"We argue that the political task of the church is to be the church rather than to transform the world. One reason why it is not enough to say that our that our first task is to make the world better is that we Christians have no other means of accurately understanding the world and rightly interpreting the world except by way of the church . Big words like 'peace' and 'justice', slogans the church adopts under the presumption that, even if people do not know what 'Jesus Christ is Lord' means, they will know what peace and justice means, are words awaiting content. The church really does not know what these words mean apart from from the life and death of Jesus of Nazareth. After all, Pilate permitted the killing of Jesus in order to secure peace and justice (Roman style) in Judea. It is Jesus' story that gives content to our faith, judges any institutional embodiment of our faith, and teaches us to be suspicious of any political slogan that does not need God to make itself credible." - Stanley Hauerwas and William H. Willimon, Resident Aliens, p. 38.
UPDATE: Ok, despite Hauerwas and Willimon overstating their critique of empire, as Byron as pointed out in the comments, I still find this quote helpful. I find it helpful as it reminds me that the church's hope for change should not and and need not be dependent on who is in goverment.

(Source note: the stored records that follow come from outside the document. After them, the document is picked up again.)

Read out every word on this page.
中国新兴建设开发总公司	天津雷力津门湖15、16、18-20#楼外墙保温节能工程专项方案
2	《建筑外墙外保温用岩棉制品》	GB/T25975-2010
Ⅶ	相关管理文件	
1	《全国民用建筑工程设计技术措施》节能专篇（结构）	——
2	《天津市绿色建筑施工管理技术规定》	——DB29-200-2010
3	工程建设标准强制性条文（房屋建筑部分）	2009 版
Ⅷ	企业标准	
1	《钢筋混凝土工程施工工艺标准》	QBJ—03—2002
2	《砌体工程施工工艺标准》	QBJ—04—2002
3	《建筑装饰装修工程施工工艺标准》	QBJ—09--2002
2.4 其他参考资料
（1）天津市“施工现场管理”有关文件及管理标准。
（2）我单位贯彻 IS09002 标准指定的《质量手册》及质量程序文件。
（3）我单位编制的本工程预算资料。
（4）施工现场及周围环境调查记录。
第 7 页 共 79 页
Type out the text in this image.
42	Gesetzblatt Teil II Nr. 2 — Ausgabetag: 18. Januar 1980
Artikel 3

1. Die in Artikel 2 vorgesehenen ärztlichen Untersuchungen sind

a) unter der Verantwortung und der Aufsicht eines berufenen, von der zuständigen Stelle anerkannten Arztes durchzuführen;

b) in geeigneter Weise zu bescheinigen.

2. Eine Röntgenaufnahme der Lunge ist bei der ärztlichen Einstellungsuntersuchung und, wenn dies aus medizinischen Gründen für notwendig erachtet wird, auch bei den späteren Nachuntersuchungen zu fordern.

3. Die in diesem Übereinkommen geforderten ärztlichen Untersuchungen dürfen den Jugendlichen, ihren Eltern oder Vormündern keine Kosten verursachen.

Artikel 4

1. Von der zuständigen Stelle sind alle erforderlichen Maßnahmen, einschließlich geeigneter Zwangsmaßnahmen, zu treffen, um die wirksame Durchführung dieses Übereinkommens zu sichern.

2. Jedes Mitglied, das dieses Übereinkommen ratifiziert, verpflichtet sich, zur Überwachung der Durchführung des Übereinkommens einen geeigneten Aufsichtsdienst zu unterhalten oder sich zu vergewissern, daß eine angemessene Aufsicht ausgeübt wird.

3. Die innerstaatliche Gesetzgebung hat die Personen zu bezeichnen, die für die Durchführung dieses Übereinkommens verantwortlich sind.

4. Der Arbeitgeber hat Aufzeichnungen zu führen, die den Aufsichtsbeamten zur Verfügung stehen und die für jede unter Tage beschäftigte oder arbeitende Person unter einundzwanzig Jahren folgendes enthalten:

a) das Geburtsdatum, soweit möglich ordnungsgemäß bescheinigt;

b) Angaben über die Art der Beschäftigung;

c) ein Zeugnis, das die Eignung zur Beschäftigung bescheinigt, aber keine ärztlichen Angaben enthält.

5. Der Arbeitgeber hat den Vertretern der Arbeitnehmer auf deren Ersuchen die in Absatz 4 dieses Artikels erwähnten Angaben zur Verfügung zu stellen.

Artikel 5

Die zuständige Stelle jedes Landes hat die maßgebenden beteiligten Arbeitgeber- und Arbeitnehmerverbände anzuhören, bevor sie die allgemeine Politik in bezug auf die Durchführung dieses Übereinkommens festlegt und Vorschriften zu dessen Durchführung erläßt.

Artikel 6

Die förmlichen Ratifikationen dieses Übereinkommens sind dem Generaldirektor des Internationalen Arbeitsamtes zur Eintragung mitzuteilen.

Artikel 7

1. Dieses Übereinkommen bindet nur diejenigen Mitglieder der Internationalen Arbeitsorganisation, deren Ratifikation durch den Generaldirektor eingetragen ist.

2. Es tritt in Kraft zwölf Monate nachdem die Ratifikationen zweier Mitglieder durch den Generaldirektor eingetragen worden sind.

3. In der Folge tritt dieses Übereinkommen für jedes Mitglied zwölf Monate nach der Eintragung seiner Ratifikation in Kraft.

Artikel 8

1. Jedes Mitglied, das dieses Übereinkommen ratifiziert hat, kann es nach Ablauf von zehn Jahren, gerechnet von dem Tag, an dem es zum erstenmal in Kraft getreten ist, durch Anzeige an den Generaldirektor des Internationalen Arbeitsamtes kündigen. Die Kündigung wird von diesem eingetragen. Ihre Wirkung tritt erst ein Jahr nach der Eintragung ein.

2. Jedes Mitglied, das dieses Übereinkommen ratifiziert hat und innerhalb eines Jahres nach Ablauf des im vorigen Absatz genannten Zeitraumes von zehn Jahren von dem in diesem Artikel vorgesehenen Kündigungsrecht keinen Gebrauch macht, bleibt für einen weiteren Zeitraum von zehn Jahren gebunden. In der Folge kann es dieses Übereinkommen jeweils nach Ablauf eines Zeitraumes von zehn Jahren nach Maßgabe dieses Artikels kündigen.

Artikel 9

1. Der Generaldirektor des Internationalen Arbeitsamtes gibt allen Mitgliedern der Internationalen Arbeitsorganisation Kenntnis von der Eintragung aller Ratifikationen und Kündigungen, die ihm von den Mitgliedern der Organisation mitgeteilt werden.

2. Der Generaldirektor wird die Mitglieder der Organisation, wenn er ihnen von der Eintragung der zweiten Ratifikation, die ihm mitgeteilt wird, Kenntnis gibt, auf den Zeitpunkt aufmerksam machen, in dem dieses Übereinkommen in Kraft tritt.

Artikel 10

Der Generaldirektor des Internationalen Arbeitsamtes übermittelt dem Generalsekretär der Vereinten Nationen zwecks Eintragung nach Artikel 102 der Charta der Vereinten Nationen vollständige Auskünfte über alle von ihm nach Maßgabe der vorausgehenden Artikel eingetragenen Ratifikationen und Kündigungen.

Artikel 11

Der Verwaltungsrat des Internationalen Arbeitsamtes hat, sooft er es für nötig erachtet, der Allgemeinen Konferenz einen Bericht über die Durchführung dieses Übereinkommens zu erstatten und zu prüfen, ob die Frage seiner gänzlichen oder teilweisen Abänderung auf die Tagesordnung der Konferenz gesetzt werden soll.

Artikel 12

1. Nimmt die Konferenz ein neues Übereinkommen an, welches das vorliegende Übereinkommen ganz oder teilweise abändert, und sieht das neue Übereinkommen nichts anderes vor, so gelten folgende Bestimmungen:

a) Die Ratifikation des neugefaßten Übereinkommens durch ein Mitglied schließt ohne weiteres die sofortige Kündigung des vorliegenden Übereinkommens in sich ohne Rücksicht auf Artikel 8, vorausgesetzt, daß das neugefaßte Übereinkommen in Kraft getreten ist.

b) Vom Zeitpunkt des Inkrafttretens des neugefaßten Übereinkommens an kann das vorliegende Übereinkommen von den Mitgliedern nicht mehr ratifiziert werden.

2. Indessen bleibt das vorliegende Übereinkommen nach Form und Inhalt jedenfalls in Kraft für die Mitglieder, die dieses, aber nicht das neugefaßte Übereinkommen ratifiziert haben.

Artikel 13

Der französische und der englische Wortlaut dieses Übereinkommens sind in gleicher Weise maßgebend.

The risk is, as Chris alluded to, that the church will simply withdraw from the world altogether. But what I hope will become clearer in further posts is that isn't the case. A person who is being transformed by Christ will be a person who longs and prays for the world too to be transformed. And a person who is being transformed by Christ will be a person who know's where that transformation comes from: not Labor, Liberal or The Greens; but the Lord Jesus Christ.